A physicochemical-biotechnological approach for an integrated valorization of olive mill wastewater.

Bioresour Technol 2011 Nov 28;102(22):10273-9. Epub 2011 Aug 28.

Department of Civil, Environmental and Materials Engineering (DICAM), Unit of Environmental Biotechnology and Biorefineries, Faculty of Engineering, University of Bologna, via Terracini 28, 40131 Bologna, Italy.

An integrated physicochemical-biotechnological approach for a multipurpose valorization of olive mill wastewaters was studied. More than 60% of the wastewater natural polyphenols were recovered through a solid phase extraction procedure, by employing Amberlite XAD16 resin as the adsorbent and ethanol as the biocompatible desorbing phase.

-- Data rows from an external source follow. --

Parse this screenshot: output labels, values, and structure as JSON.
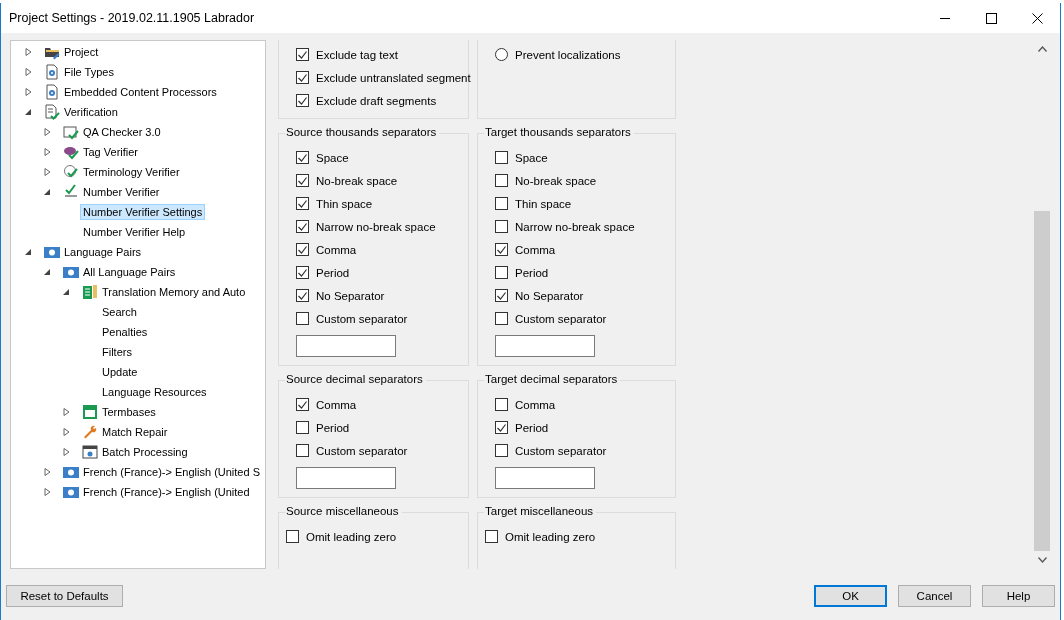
{
  "window": {
    "title": "Project Settings - 2019.02.11.1905 Labrador"
  },
  "tree": [
    {
      "label": "Project",
      "kind": "folder",
      "expanded": false,
      "selected": false
    },
    {
      "label": "File Types",
      "kind": "gear-doc",
      "expanded": false,
      "selected": false
    },
    {
      "label": "Embedded Content Processors",
      "kind": "gear-doc",
      "expanded": false,
      "selected": false
    },
    {
      "label": "Verification",
      "kind": "check-doc",
      "expanded": true,
      "selected": false,
      "children": [
        {
          "label": "QA Checker 3.0",
          "kind": "qa",
          "expanded": false,
          "selected": false
        },
        {
          "label": "Tag Verifier",
          "kind": "tag",
          "expanded": false,
          "selected": false
        },
        {
          "label": "Terminology Verifier",
          "kind": "term",
          "expanded": false,
          "selected": false
        },
        {
          "label": "Number Verifier",
          "kind": "number",
          "expanded": true,
          "selected": false,
          "children": [
            {
              "label": "Number Verifier Settings",
              "selected": true
            },
            {
              "label": "Number Verifier Help",
              "selected": false
            }
          ]
        }
      ]
    },
    {
      "label": "Language Pairs",
      "kind": "lang",
      "expanded": true,
      "selected": false,
      "children": [
        {
          "label": "All Language Pairs",
          "kind": "lang",
          "expanded": true,
          "selected": false,
          "children": [
            {
              "label": "Translation Memory and Auto",
              "kind": "tm",
              "expanded": true,
              "selected": false,
              "children": [
                {
                  "label": "Search",
                  "selected": false
                },
                {
                  "label": "Penalties",
                  "selected": false
                },
                {
                  "label": "Filters",
                  "selected": false
                },
                {
                  "label": "Update",
                  "selected": false
                },
                {
                  "label": "Language Resources",
                  "selected": false
                }
              ]
            },
            {
              "label": "Termbases",
              "kind": "termbase",
              "expanded": false,
              "selected": false
            },
            {
              "label": "Match Repair",
              "kind": "wrench",
              "expanded": false,
              "selected": false
            },
            {
              "label": "Batch Processing",
              "kind": "batch",
              "expanded": false,
              "selected": false
            }
          ]
        },
        {
          "label": "French (France)-> English (United S",
          "kind": "lang",
          "expanded": false,
          "selected": false
        },
        {
          "label": "French (France)-> English (United",
          "kind": "lang",
          "expanded": false,
          "selected": false
        }
      ]
    }
  ],
  "group_rows": [
    [
      {
        "items": [
          {
            "kind": "checkbox",
            "label": "Exclude tag text",
            "checked": true
          },
          {
            "kind": "checkbox",
            "label": "Exclude untranslated segment",
            "checked": true
          },
          {
            "kind": "checkbox",
            "label": "Exclude draft segments",
            "checked": true
          }
        ]
      },
      {
        "items": [
          {
            "kind": "radio",
            "label": "Prevent localizations",
            "selected": false
          }
        ]
      }
    ],
    [
      {
        "title": "Source thousands separators",
        "items": [
          {
            "kind": "checkbox",
            "label": "Space",
            "checked": true
          },
          {
            "kind": "checkbox",
            "label": "No-break space",
            "checked": true
          },
          {
            "kind": "checkbox",
            "label": "Thin space",
            "checked": true
          },
          {
            "kind": "checkbox",
            "label": "Narrow no-break space",
            "checked": true
          },
          {
            "kind": "checkbox",
            "label": "Comma",
            "checked": true
          },
          {
            "kind": "checkbox",
            "label": "Period",
            "checked": true
          },
          {
            "kind": "checkbox",
            "label": "No Separator",
            "checked": true
          },
          {
            "kind": "checkbox",
            "label": "Custom separator",
            "checked": false
          },
          {
            "kind": "field"
          }
        ]
      },
      {
        "title": "Target thousands separators",
        "items": [
          {
            "kind": "checkbox",
            "label": "Space",
            "checked": false
          },
          {
            "kind": "checkbox",
            "label": "No-break space",
            "checked": false
          },
          {
            "kind": "checkbox",
            "label": "Thin space",
            "checked": false
          },
          {
            "kind": "checkbox",
            "label": "Narrow no-break space",
            "checked": false
          },
          {
            "kind": "checkbox",
            "label": "Comma",
            "checked": true
          },
          {
            "kind": "checkbox",
            "label": "Period",
            "checked": false
          },
          {
            "kind": "checkbox",
            "label": "No Separator",
            "checked": true
          },
          {
            "kind": "checkbox",
            "label": "Custom separator",
            "checked": false
          },
          {
            "kind": "field"
          }
        ]
      }
    ],
    [
      {
        "title": "Source decimal separators",
        "items": [
          {
            "kind": "checkbox",
            "label": "Comma",
            "checked": true
          },
          {
            "kind": "checkbox",
            "label": "Period",
            "checked": false
          },
          {
            "kind": "checkbox",
            "label": "Custom separator",
            "checked": false
          },
          {
            "kind": "field"
          }
        ]
      },
      {
        "title": "Target decimal separators",
        "items": [
          {
            "kind": "checkbox",
            "label": "Comma",
            "checked": false
          },
          {
            "kind": "checkbox",
            "label": "Period",
            "checked": true
          },
          {
            "kind": "checkbox",
            "label": "Custom separator",
            "checked": false
          },
          {
            "kind": "field"
          }
        ]
      }
    ],
    [
      {
        "title": "Source miscellaneous",
        "items": [
          {
            "kind": "checkbox",
            "label": "Omit leading zero",
            "checked": false
          }
        ]
      },
      {
        "title": "Target miscellaneous",
        "items": [
          {
            "kind": "checkbox",
            "label": "Omit leading zero",
            "checked": false
          }
        ]
      }
    ]
  ],
  "footer": {
    "left": [
      {
        "label": "Reset to Defaults",
        "focused": false
      }
    ],
    "right": [
      {
        "label": "OK",
        "focused": true
      },
      {
        "label": "Cancel",
        "focused": false
      },
      {
        "label": "Help",
        "focused": false
      }
    ]
  }
}
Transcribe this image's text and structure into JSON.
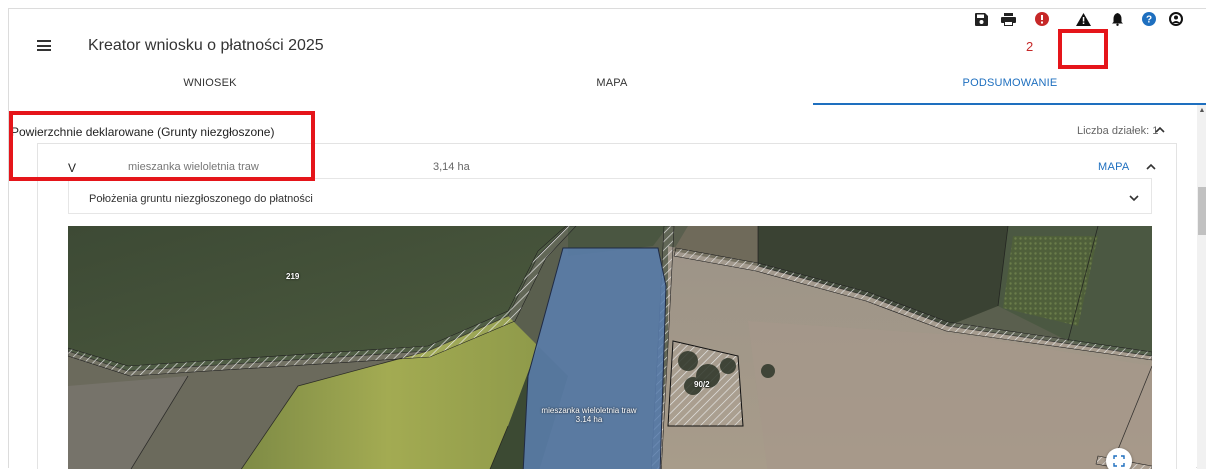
{
  "app": {
    "title": "Kreator wniosku o płatności 2025"
  },
  "toolbar": {
    "icons": [
      "save-icon",
      "print-icon",
      "error-icon",
      "warning-icon",
      "bell-icon",
      "help-icon",
      "account-icon"
    ],
    "error_count": "2",
    "colors": {
      "error": "#c62828",
      "help": "#1e6fbf",
      "highlight": "#e5151a"
    }
  },
  "tabs": [
    {
      "label": "WNIOSEK",
      "active": false
    },
    {
      "label": "MAPA",
      "active": false
    },
    {
      "label": "PODSUMOWANIE",
      "active": true
    }
  ],
  "section": {
    "title": "Powierzchnie deklarowane (Grunty niezgłoszone)",
    "count_label": "Liczba działek: 1"
  },
  "row": {
    "code": "V",
    "crop": "mieszanka wieloletnia traw",
    "area": "3,14 ha",
    "map_link": "MAPA"
  },
  "subpanel": {
    "title": "Położenia gruntu niezgłoszonego do płatności"
  },
  "map": {
    "labels": {
      "parcel_219": "219",
      "parcel_90_2": "90/2",
      "crop_line1": "mieszanka wieloletnia traw",
      "crop_line2": "3.14 ha"
    }
  }
}
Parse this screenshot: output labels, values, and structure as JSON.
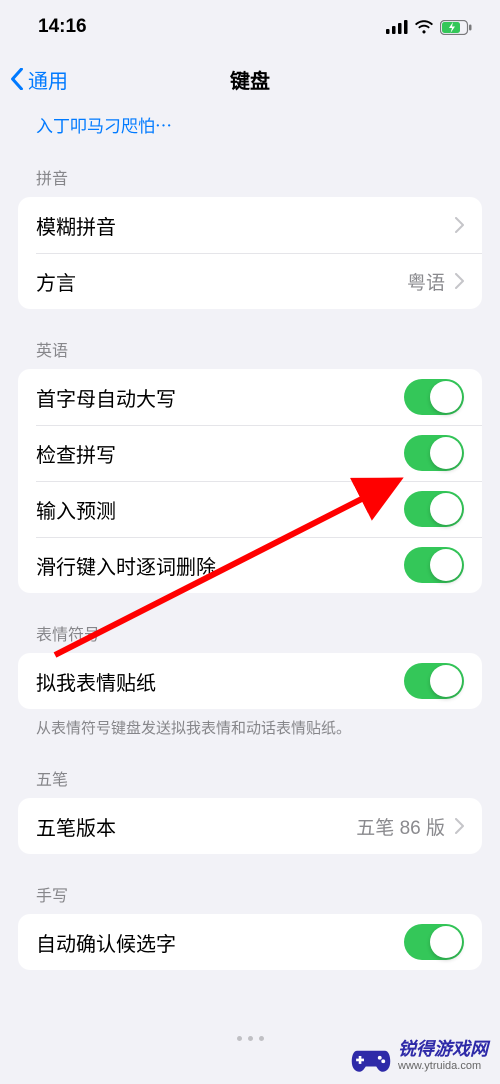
{
  "status": {
    "time": "14:16"
  },
  "nav": {
    "back_label": "通用",
    "title": "键盘"
  },
  "truncated_link": "入丁叩马刁咫怕⋯",
  "sections": {
    "pinyin": {
      "header": "拼音",
      "rows": {
        "fuzzy": {
          "label": "模糊拼音"
        },
        "dialect": {
          "label": "方言",
          "value": "粤语"
        }
      }
    },
    "english": {
      "header": "英语",
      "rows": {
        "autocap": {
          "label": "首字母自动大写"
        },
        "spellcheck": {
          "label": "检查拼写"
        },
        "predictive": {
          "label": "输入预测"
        },
        "slide_delete": {
          "label": "滑行键入时逐词删除"
        }
      }
    },
    "emoji": {
      "header": "表情符号",
      "rows": {
        "memoji": {
          "label": "拟我表情贴纸"
        }
      },
      "footer": "从表情符号键盘发送拟我表情和动话表情贴纸。"
    },
    "wubi": {
      "header": "五笔",
      "rows": {
        "version": {
          "label": "五笔版本",
          "value": "五笔 86 版"
        }
      }
    },
    "handwriting": {
      "header": "手写",
      "rows": {
        "auto_confirm": {
          "label": "自动确认候选字"
        }
      }
    }
  },
  "watermark": {
    "name": "锐得游戏网",
    "url": "www.ytruida.com"
  }
}
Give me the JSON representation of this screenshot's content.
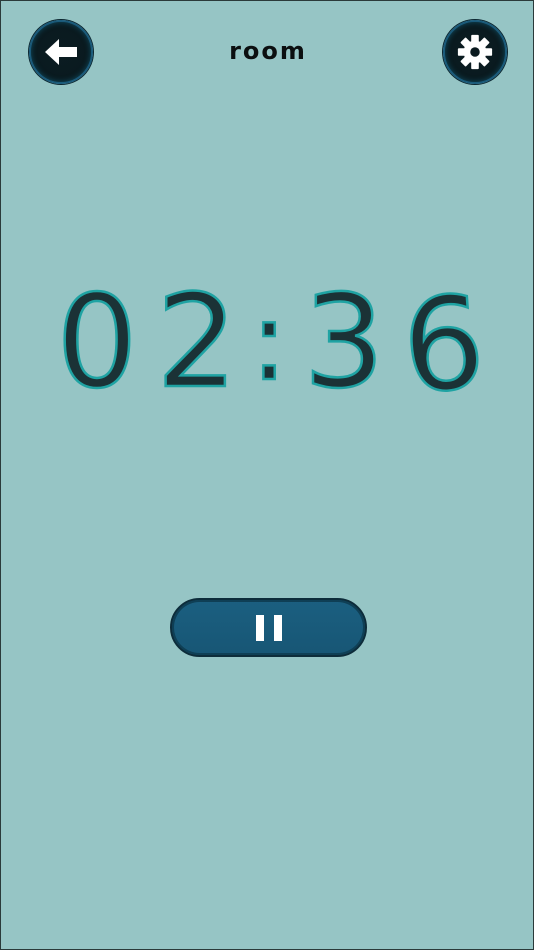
{
  "header": {
    "title": "room",
    "back_icon": "arrow-left-icon",
    "settings_icon": "gear-icon"
  },
  "timer": {
    "minutes": "02",
    "seconds": "36",
    "separator": ":"
  },
  "controls": {
    "pause_icon": "pause-icon"
  },
  "colors": {
    "background": "#96c5c5",
    "digit_fill": "#1b3236",
    "digit_outline": "#1fa3a3",
    "button_dark": "#0a1a1f",
    "button_blue": "#1b5f80"
  }
}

Thereafter, the dephenolized effluent was fed to a mesophilic anaerobic acidogenic packed-bed biofilm reactor for the bioconversion of the organic leftover into volatile fatty acids (VFAs). A VFAs concentration of 19 gCODL(-1) was obtained, representing more than 70% of the COD occurring in the anaerobic effluent. The biotechnological process was assessed by means of bio-molecular analyses, which showed that the reactor packed bed was mostly colonized by bacteria of the Firmicutes phylogenetic group. The biorefinery scheme developed in this study allowed the obtainment of 1.59 g of polyphenols per liter of wastewater treated and 2.72 gCODL(-1) day(-1) of VFAs.